Ганнон сидел неподвижно. В его памяти всплыли слова Мидаклита: «Не нравятся мне эти друзья. Жди от них беды, суффет». И вот пришла беда, неожиданная и неотвратимая. Что будет с Синтой? Пираты могут надругаться над ней, продать ее в рабство! Хорошо, что с Синтой маленький друг. Но сможет ли он ей помочь?
Внезапно Ганнон ударил себя ладонью по лбу:
– Это он! Как я не догадался сразу!
– О ком ты говоришь?
– Мастарна! Это он тогда ночью искал Синту. Это его видел Гискон!
– Похоже, что ты прав, – вздохнул Малх. – Выходит, что его подговорил Стратон, порази его бог в пятое ребро! Мидаклит, а как полагаешь ты?
Грек ходил по берегу. Судя по коротким фразам, изредка вылетавшим из его уст, Мидаклита больше всего волновала судьба свитка и «рисунка земли», оставшихся на корабле.
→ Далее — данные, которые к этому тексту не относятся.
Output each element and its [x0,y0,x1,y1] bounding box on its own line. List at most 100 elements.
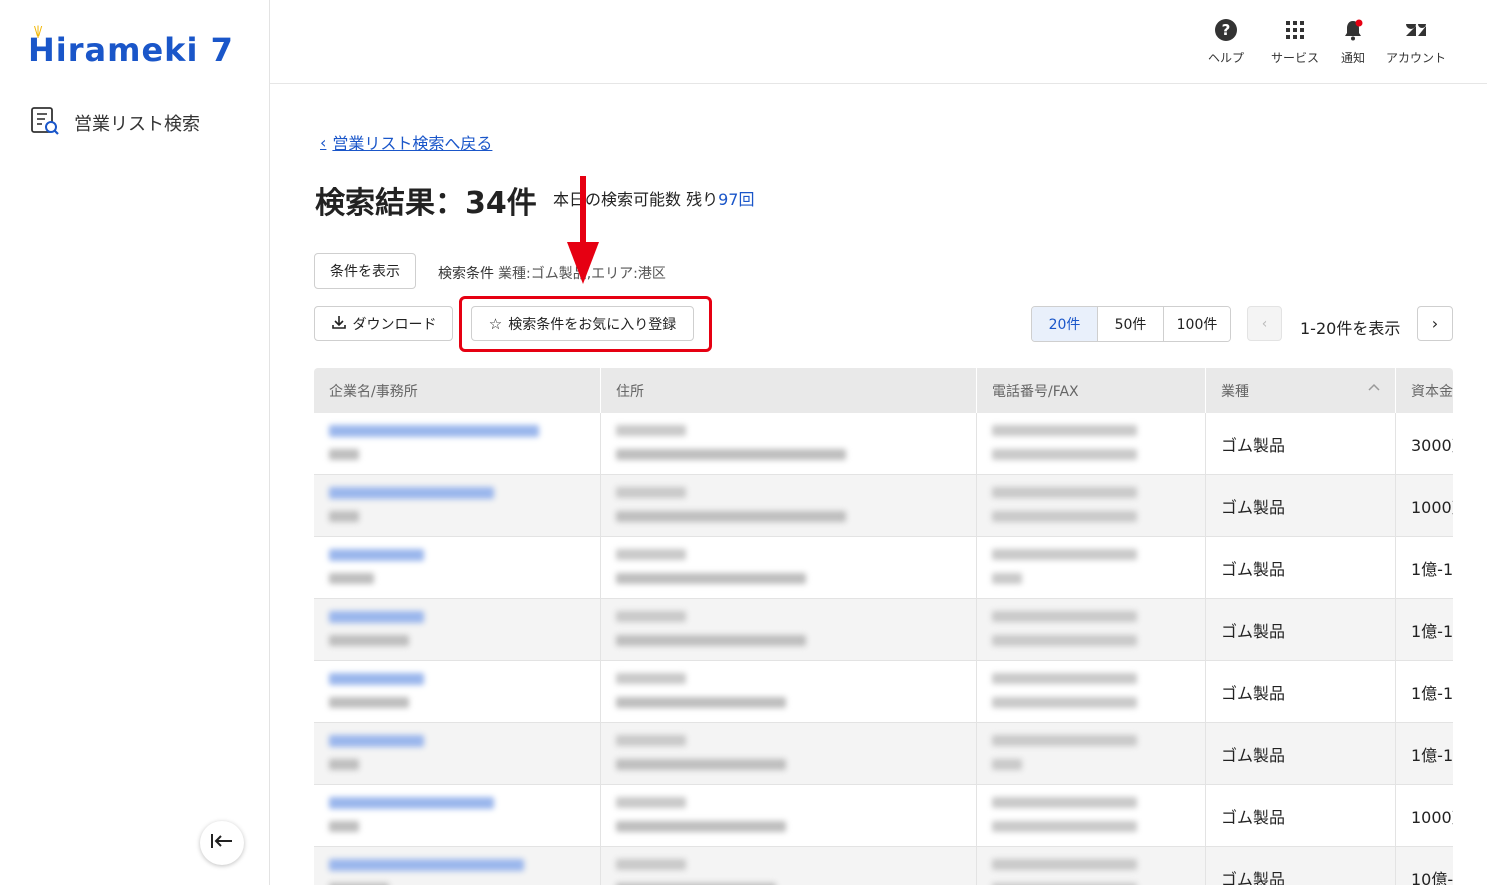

То и дело Мидаклит вытаскивал из-под хитона костяную табличку с дорогой его сердцу надписью «Атлантида» и смотрел на нее с таким видом, словно хотел сказать: «У меня осталось только это».
Услышав, что его зовут, грек подошел.
– Вы хотите знать, что я думаю обо всем этом? Так слушайте. Двое пиратов не могли сами захватить корабль. У них были сообщники. Чудес не бывает. Им помочь могли только рабы!
– Рабы? – воскликнул Ганнон. – Но ведь пираты с ними так жестоко обращались!
– Нет, ты не послушался моего совета, – вздохнул Мидаклит. – Ты не счел нужным посмотреть в обратную сторону!
– Седая борода прав, – вступил в разговор маврузий. – Плохие люди мало били рабов, а те сильно кричали.